Tuesday, September 01, 2009

Dois “Portugais”? (Jornal "Registo" - 31/08)


Desde já a minha devida e indispensável “declaração de interesses”: para quem não saiba, sou militante do PSD e irei votar no projecto político do meu partido no próximo dia 27 de Setembro. Dito isto, não posso deixar de, com desprendimento emocional, me interrogar sobre os discursos e as “narrativas” políticas que temos ouvido nos últimos meses em Portugal.
Para o Governo PS, Portugal é hoje um país na crista da onda em termos de opções de futuro. É o país das tecnologias nas escolas, das energias renováveis, da administração pública online e do e-government, do Simplex, das Novas Oportunidades, das políticas sociais arrojadas, do TGV, dos carros eléctricos, enfim, um país num frenesim reformista que lhe garantirá o sucesso nas próximas gerações.

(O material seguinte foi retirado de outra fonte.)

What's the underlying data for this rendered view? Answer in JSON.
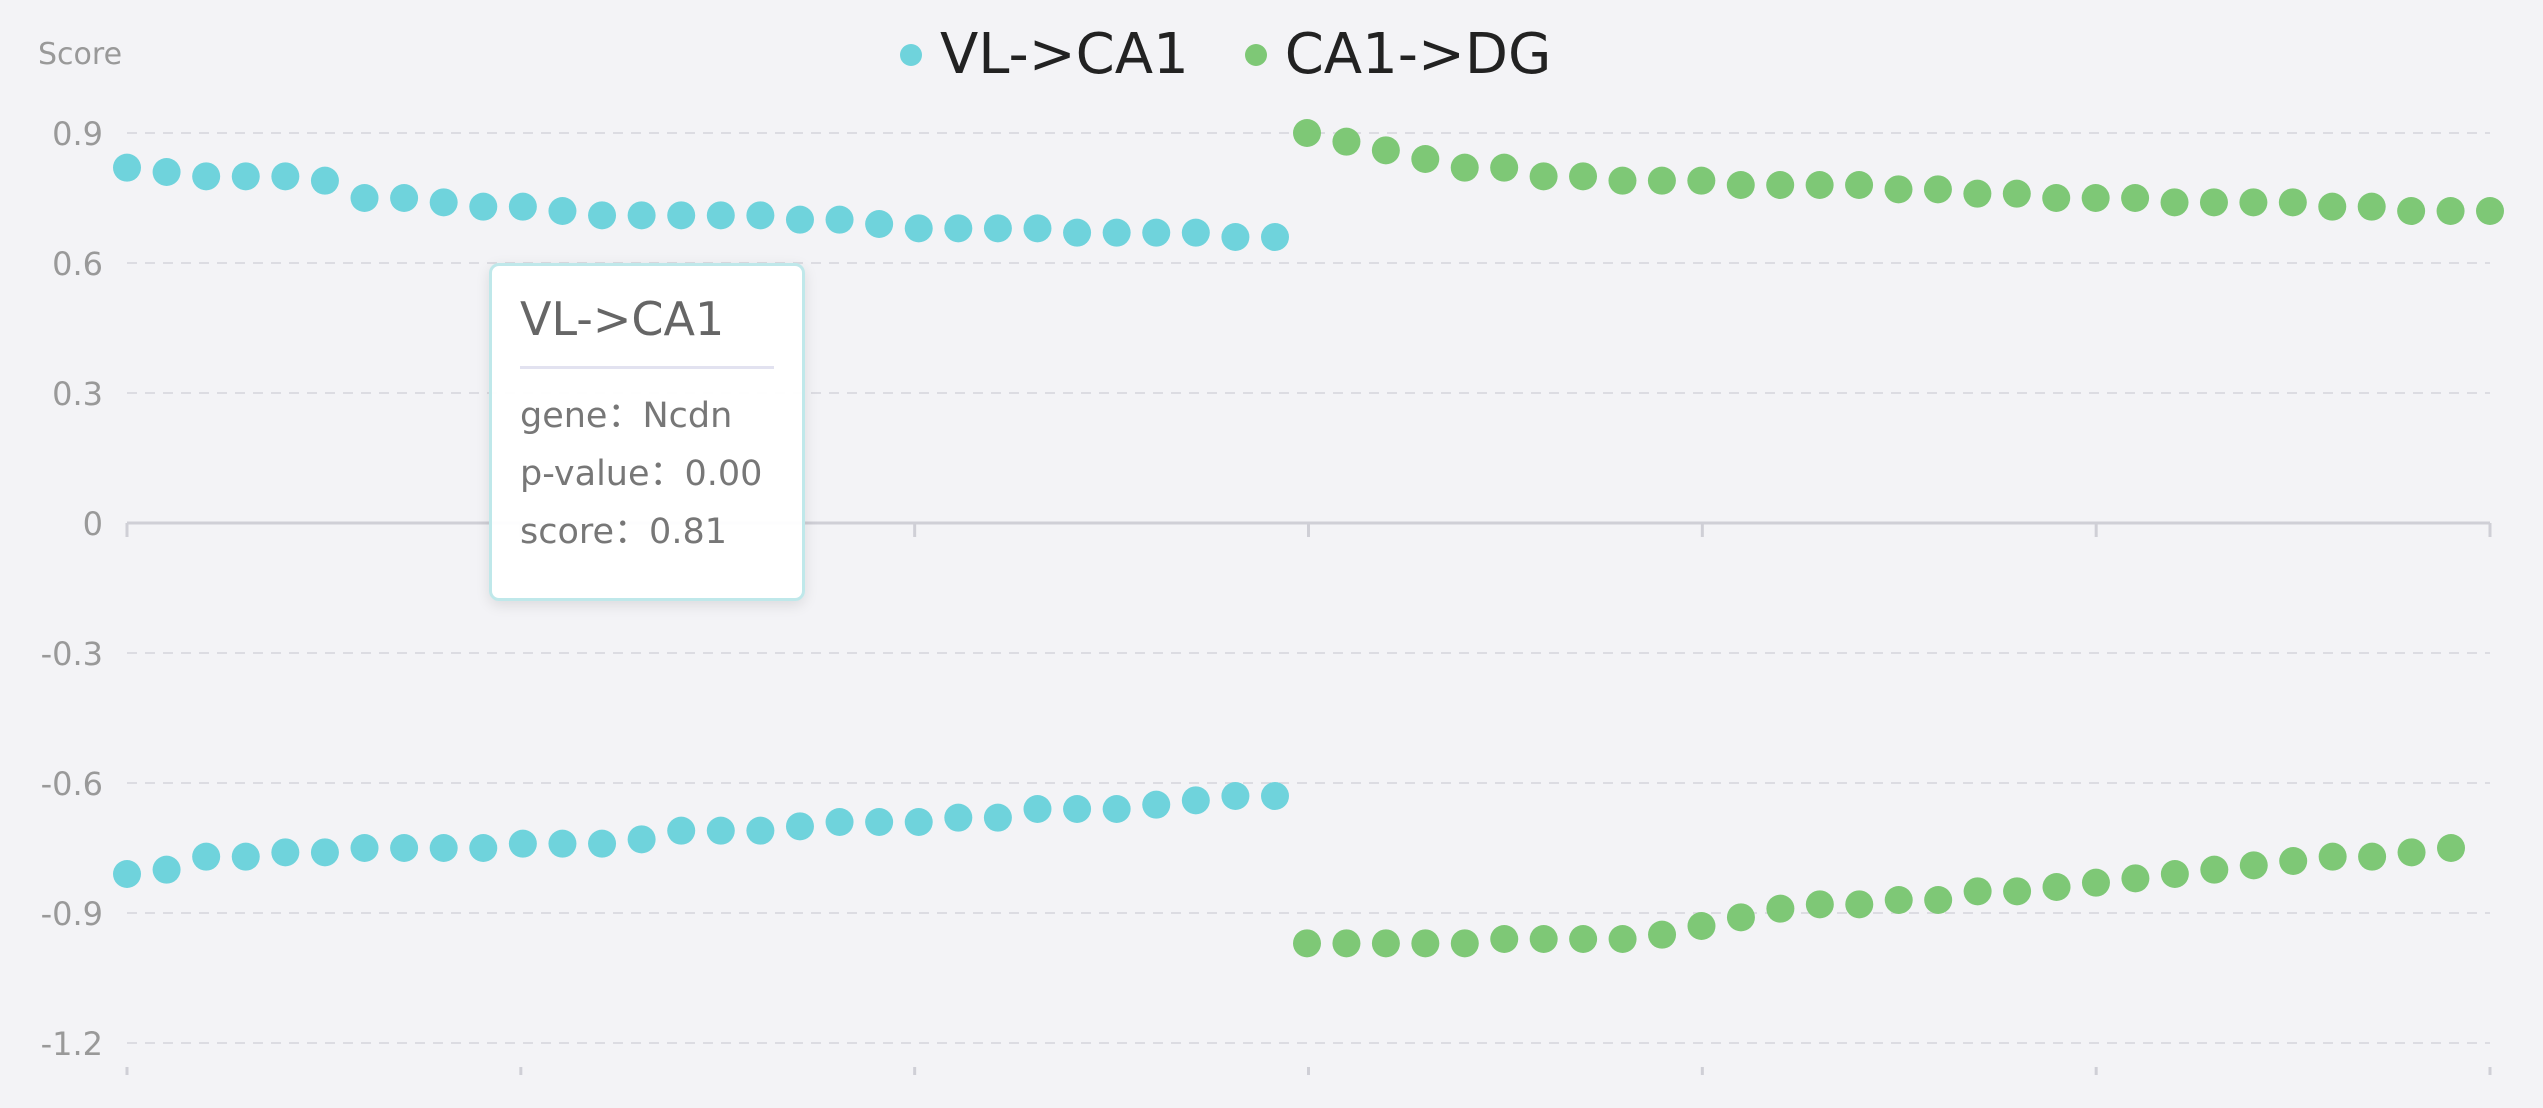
{
  "chart_data": {
    "type": "scatter",
    "ylabel": "Score",
    "ylim": [
      -1.2,
      0.9
    ],
    "yticks": [
      "0.9",
      "0.6",
      "0.3",
      "0",
      "-0.3",
      "-0.6",
      "-0.9",
      "-1.2"
    ],
    "grid": true,
    "legend_position": "top-center",
    "series": [
      {
        "name": "VL->CA1",
        "color": "#6fd3dc",
        "positive": [
          0.82,
          0.81,
          0.8,
          0.8,
          0.8,
          0.79,
          0.75,
          0.75,
          0.74,
          0.73,
          0.73,
          0.72,
          0.71,
          0.71,
          0.71,
          0.71,
          0.71,
          0.7,
          0.7,
          0.69,
          0.68,
          0.68,
          0.68,
          0.68,
          0.67,
          0.67,
          0.67,
          0.67,
          0.66,
          0.66
        ],
        "negative": [
          -0.81,
          -0.8,
          -0.77,
          -0.77,
          -0.76,
          -0.76,
          -0.75,
          -0.75,
          -0.75,
          -0.75,
          -0.74,
          -0.74,
          -0.74,
          -0.73,
          -0.71,
          -0.71,
          -0.71,
          -0.7,
          -0.69,
          -0.69,
          -0.69,
          -0.68,
          -0.68,
          -0.66,
          -0.66,
          -0.66,
          -0.65,
          -0.64,
          -0.63,
          -0.63
        ]
      },
      {
        "name": "CA1->DG",
        "color": "#7ec876",
        "positive": [
          0.9,
          0.88,
          0.86,
          0.84,
          0.82,
          0.82,
          0.8,
          0.8,
          0.79,
          0.79,
          0.79,
          0.78,
          0.78,
          0.78,
          0.78,
          0.77,
          0.77,
          0.76,
          0.76,
          0.75,
          0.75,
          0.75,
          0.74,
          0.74,
          0.74,
          0.74,
          0.73,
          0.73,
          0.72,
          0.72,
          0.72
        ],
        "negative": [
          -0.97,
          -0.97,
          -0.97,
          -0.97,
          -0.97,
          -0.96,
          -0.96,
          -0.96,
          -0.96,
          -0.95,
          -0.93,
          -0.91,
          -0.89,
          -0.88,
          -0.88,
          -0.87,
          -0.87,
          -0.85,
          -0.85,
          -0.84,
          -0.83,
          -0.82,
          -0.81,
          -0.8,
          -0.79,
          -0.78,
          -0.77,
          -0.77,
          -0.76,
          -0.75
        ]
      }
    ]
  },
  "legend": {
    "items": [
      {
        "label": "VL->CA1",
        "color": "#6fd3dc"
      },
      {
        "label": "CA1->DG",
        "color": "#7ec876"
      }
    ]
  },
  "tooltip": {
    "title": "VL->CA1",
    "gene": "gene：Ncdn",
    "pvalue": "p-value：0.00",
    "score": "score：0.81"
  }
}
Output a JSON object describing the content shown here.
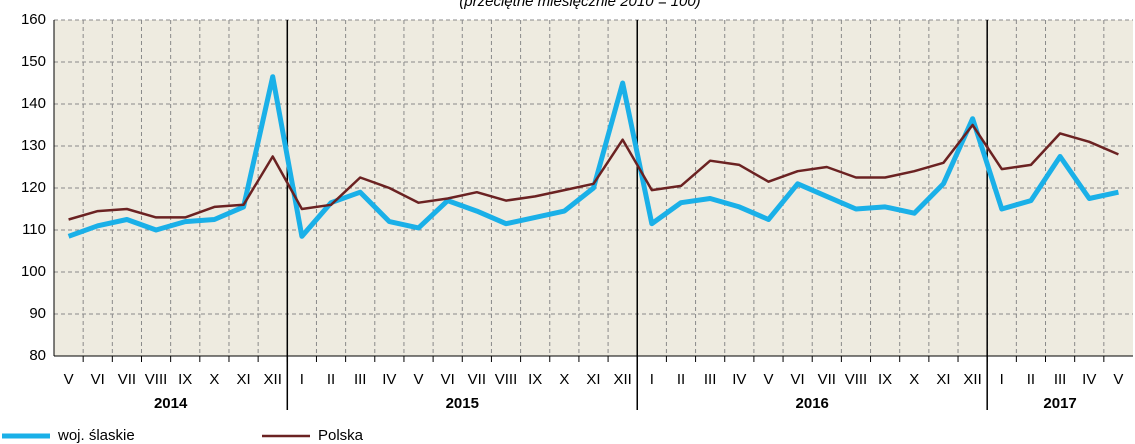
{
  "chart_data": {
    "type": "line",
    "subtitle": "(przeciętne miesięcznie 2010 = 100)",
    "categories": [
      "V",
      "VI",
      "VII",
      "VIII",
      "IX",
      "X",
      "XI",
      "XII",
      "I",
      "II",
      "III",
      "IV",
      "V",
      "VI",
      "VII",
      "VIII",
      "IX",
      "X",
      "XI",
      "XII",
      "I",
      "II",
      "III",
      "IV",
      "V",
      "VI",
      "VII",
      "VIII",
      "IX",
      "X",
      "XI",
      "XII",
      "I",
      "II",
      "III",
      "IV",
      "V"
    ],
    "years": [
      "2014",
      "2015",
      "2016",
      "2017"
    ],
    "series": [
      {
        "name": "woj. ślaskie",
        "color": "#1ab0e8",
        "values": [
          108.5,
          111,
          112.5,
          110,
          112,
          112.5,
          115.5,
          146.5,
          108.5,
          116.5,
          119,
          112,
          110.5,
          117,
          114.5,
          111.5,
          113,
          114.5,
          120,
          145,
          111.5,
          116.5,
          117.5,
          115.5,
          112.5,
          121,
          118,
          115,
          115.5,
          114,
          121,
          136.5,
          115,
          117,
          127.5,
          117.5,
          119
        ]
      },
      {
        "name": "Polska",
        "color": "#6b2222",
        "values": [
          112.5,
          114.5,
          115,
          113,
          113,
          115.5,
          116,
          127.5,
          115,
          116,
          122.5,
          120,
          116.5,
          117.5,
          119,
          117,
          118,
          119.5,
          121,
          131.5,
          119.5,
          120.5,
          126.5,
          125.5,
          121.5,
          124,
          125,
          122.5,
          122.5,
          124,
          126,
          135,
          124.5,
          125.5,
          133,
          131,
          128
        ]
      }
    ],
    "ylim": [
      80,
      160
    ],
    "yticks": [
      80,
      90,
      100,
      110,
      120,
      130,
      140,
      150,
      160
    ],
    "grid": true,
    "legend": "bottom"
  }
}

Tudo isto é, naturalmente, louvável.
Do outro lado, temos, para a oposição, um retrato extremamente duro (e real) de um país com défices de educação e literacia tremendos, com uma justiça indescritível em termos de ineficiência e morosidade, um sistema de saúde que tarda em reorganizar-se para os níveis de serviço pretendidos, com uma economia pouco competitiva e com um endividamento externo brutal, que poderá comprometer o futuro das próximas gerações.
Em que ficamos? O problema é simples: é que, por muito que custe e o Governo actual não admita, o “primeiro Portugal” que mencionei dificilmente tem dimensão e força para puxar pelo segundo. É uma gota de água! O primeiro é um Portugal levemente conjuntural, o segundo, infelizmente, é um Portugal fortemente estrutural.
Efectivamente, de pouco servirá à eficiência global da Administração Pública a abertura de “vias verdes” que, facilitando sem dúvida a vida aos cidadãos, mantêm intocável uma gigantesca máquina burocrática de entidades (institutos, direcções gerais e regionais, agências…) de utilidade duvidosa. Aqui, a verdadeira reforma, que tem de começar pela definição das funções do Estado e respectivos processos de suporte, continua por fazer, apesar das promessas do PRACE. Da mesma forma, de pouco valerão mais computadores no ensino que não for assegurada um novo modelo de gestão das escolas e da sua interacção com a comunidade envolvente. De pouco servirá apregoar a eficiência energética de alguns edifícios se o nosso património urbano se continuar a degradar com as leis de arrendamento arcaicas que temos. Ou pouco conforto nos darão alguns investimentos em sectores de ponta da economia (que são bem-vindos) quando o grosso do nosso tecido produtivo (PME´s) encontram contextos extremamente desfavoráveis para a sua competitividade e sobrevivência (ex. fiscalidade, legislação laboral, apenas para citar os mais evidentes).
Como tal, estas narrativas levam-nos a percepcionar dois “Portugais” mas sem um discurso claro e transparente que nos permita vislumbrar soluções. O caminho possível: começar por reformas nas questões estruturais mas também construir uma visão estratégica de futuro que inclua algumas das boas ideias deste Portugal emergente. Será que o “sectarismo” e o “fundamentalismo” que estão em voga na política portuguesa permitirão este discurso construtivo?

1 Comments:

At 12:25 AM, Blogger mmb said...

Portugais haverá sempre muitos e o Portugal que mais impede o nosso desenvolvimento é precisamente este de que o comentário é expressão: um Portugal pessimista e sempre resmungão, incapaz encarar o sucesso do vizinho ou do adversário político. Há cinco anos que vivo fora de Portugal e pasmo em observar a alegria que vos dá os pontos fracos do governo que são também, para quem está no estrangeiro os fracos de Portugal, (pois o governo português também é Portugal). Jesus Christ, olhem para o país de deixem-se de política partidária. Nunca anteriormente houve um governo que tivesse feito tanto pela Ciencia, Tecnologia e Inovação em Portugal. Não fosse isso, e V.Exa apenas teria "Um Portugal" para falar: o do atraso, do imobilismo e dos "velhos do Restelo".